Approximately six days after the weather cleared, they passed through the small town of Vrata in Western Croatia. After Vrata, they continued walking for two days and were approached by six Croatian officers in dark green uniforms at around 7.30 pm. One of them was referred to as Daniel by one of his partners as the respondent asserted. The boss of this group told the five of them:
“Stop and put your hands down!”
The group of five then had to wait for a police van to arrive and was driven approximately 1,5 hours to a police station in Zagreb. When they entered the station, they saw three female officers and one male. Shortly after this, another male officer arrived to frisk them and their belongings. He asked the five whether or not any of them had any identification or papers and then gave everyone a paper to sign. The respondent couldn’t understand the paper but signed it anyway.
All five people on the move were very hungry since they had almost run out of food and therefore been trying to conserve what was left. When they asked one of the officers for food he responded:
“We don’t give you any food.”
The respondent later was asked to open the Maps application on his phone and from where he had gotten the maps and pinned locations from. He replied that he didn’t know. The group then spent the night at the police station.

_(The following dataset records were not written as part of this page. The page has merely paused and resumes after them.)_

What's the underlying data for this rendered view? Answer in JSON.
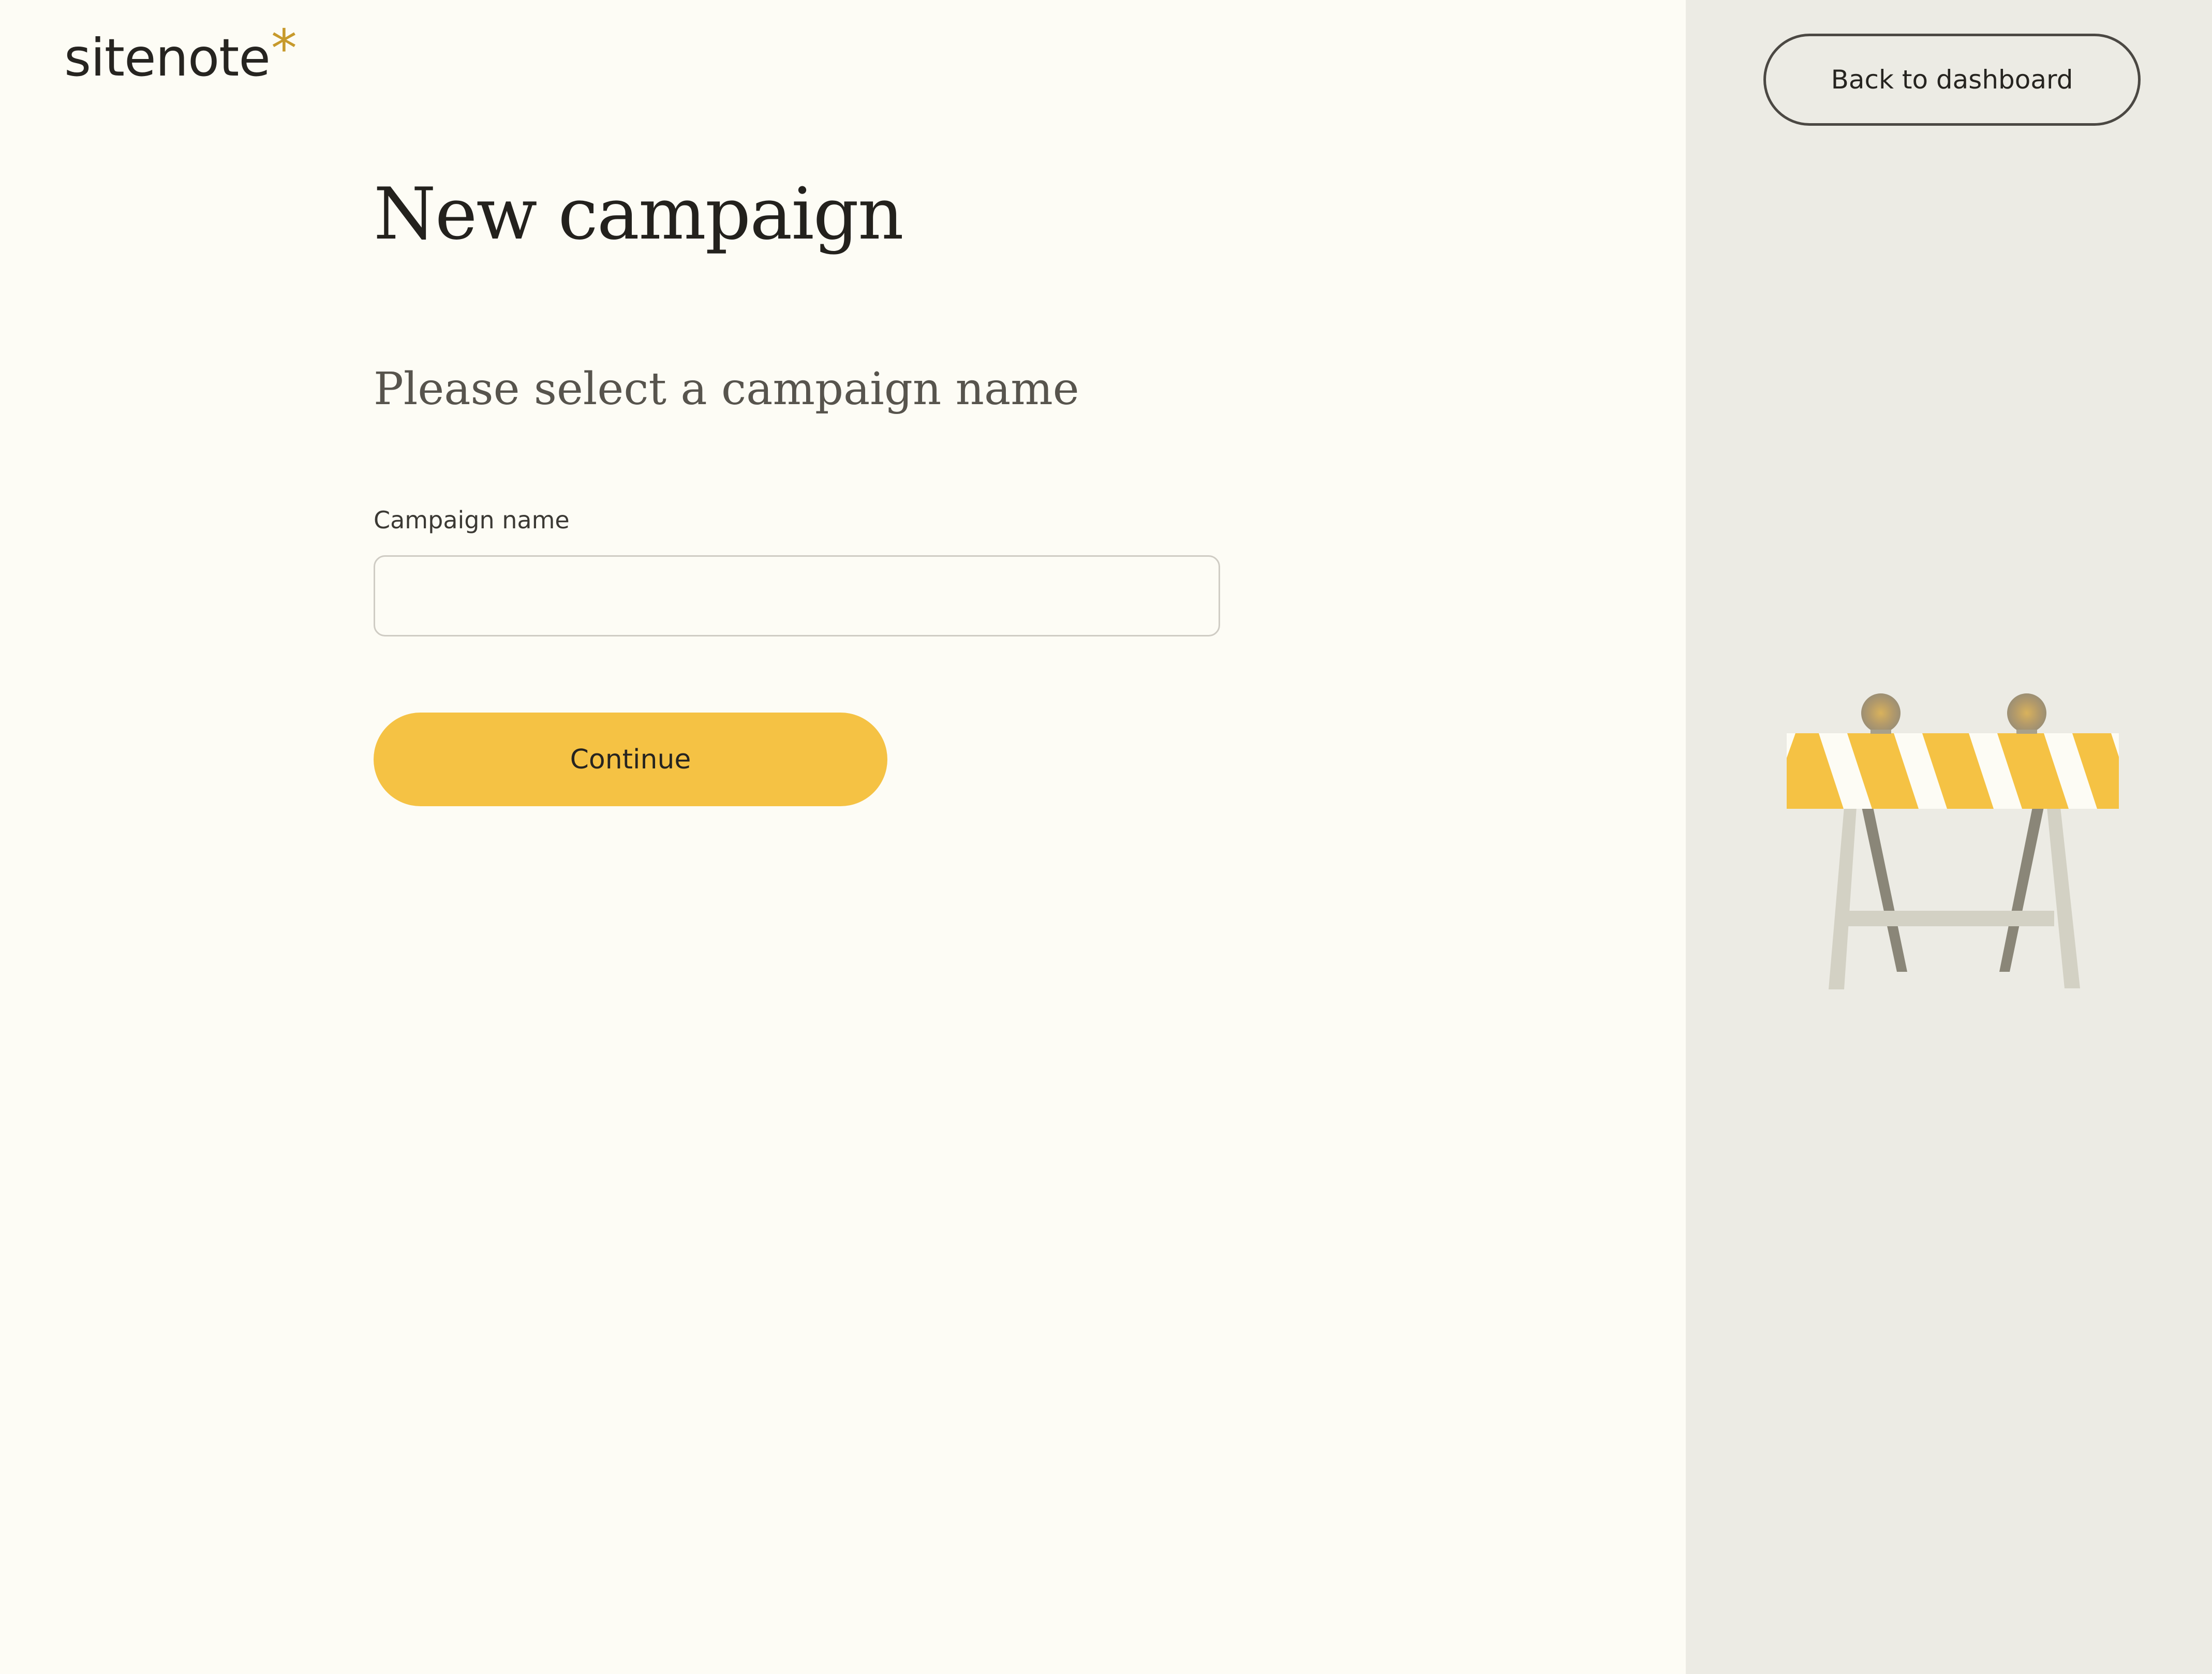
{
  "brand": {
    "name": "sitenote",
    "mark": "*"
  },
  "header": {
    "back_label": "Back to dashboard"
  },
  "page": {
    "title": "New campaign",
    "subtitle": "Please select a campaign name"
  },
  "form": {
    "campaign_name_label": "Campaign name",
    "campaign_name_value": "",
    "campaign_name_placeholder": "",
    "continue_label": "Continue"
  },
  "colors": {
    "background": "#fdfcf5",
    "side_panel": "#ecebe4",
    "accent": "#f5c244",
    "logo_mark": "#c79a2c",
    "text": "#262420"
  },
  "illustration": {
    "icon": "construction-barrier-icon"
  }
}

In the morning they still hadn’t received any food. The respondent was desperate and offered to give the officer money to go out and buy them some food. The officer though responded with taking out his baton and threatening the man with it, the respondent attested.
At around 1.30 pm, the group of five had to enter a police van along with one Algerian man and one Afghani. While entering the van, the respondent asked if he could have his bag since there was a bit of food left inside, but was told: “No.” They arrived at the Bosnian border at 5 pm and had to wait inside the van for one hour until it was dark. Then they were taken out of the van, which was parked above a downward sloping hill, one by one. There were six to seven officers with black balaclavas waiting for them. When they excited the van, they shone bright flashlights into the faces of the individuals which made it difficult for them to see any distinguishing characteristics past this. The respondent ran as fast as he could back to the Bosnian side of the border and, although the officers present swung at him with their batons, he only received one blow to the back. Some of the group of five however, were not as fast and received strikes from batons on their faces and torsos.
After reaching Bosnia and waiting for the rest of his group to come back as well, the respondent walked to a nearby house where he asked the resident for food, since they were so hungry. They were given something to eat and walked back to the Miral Camp.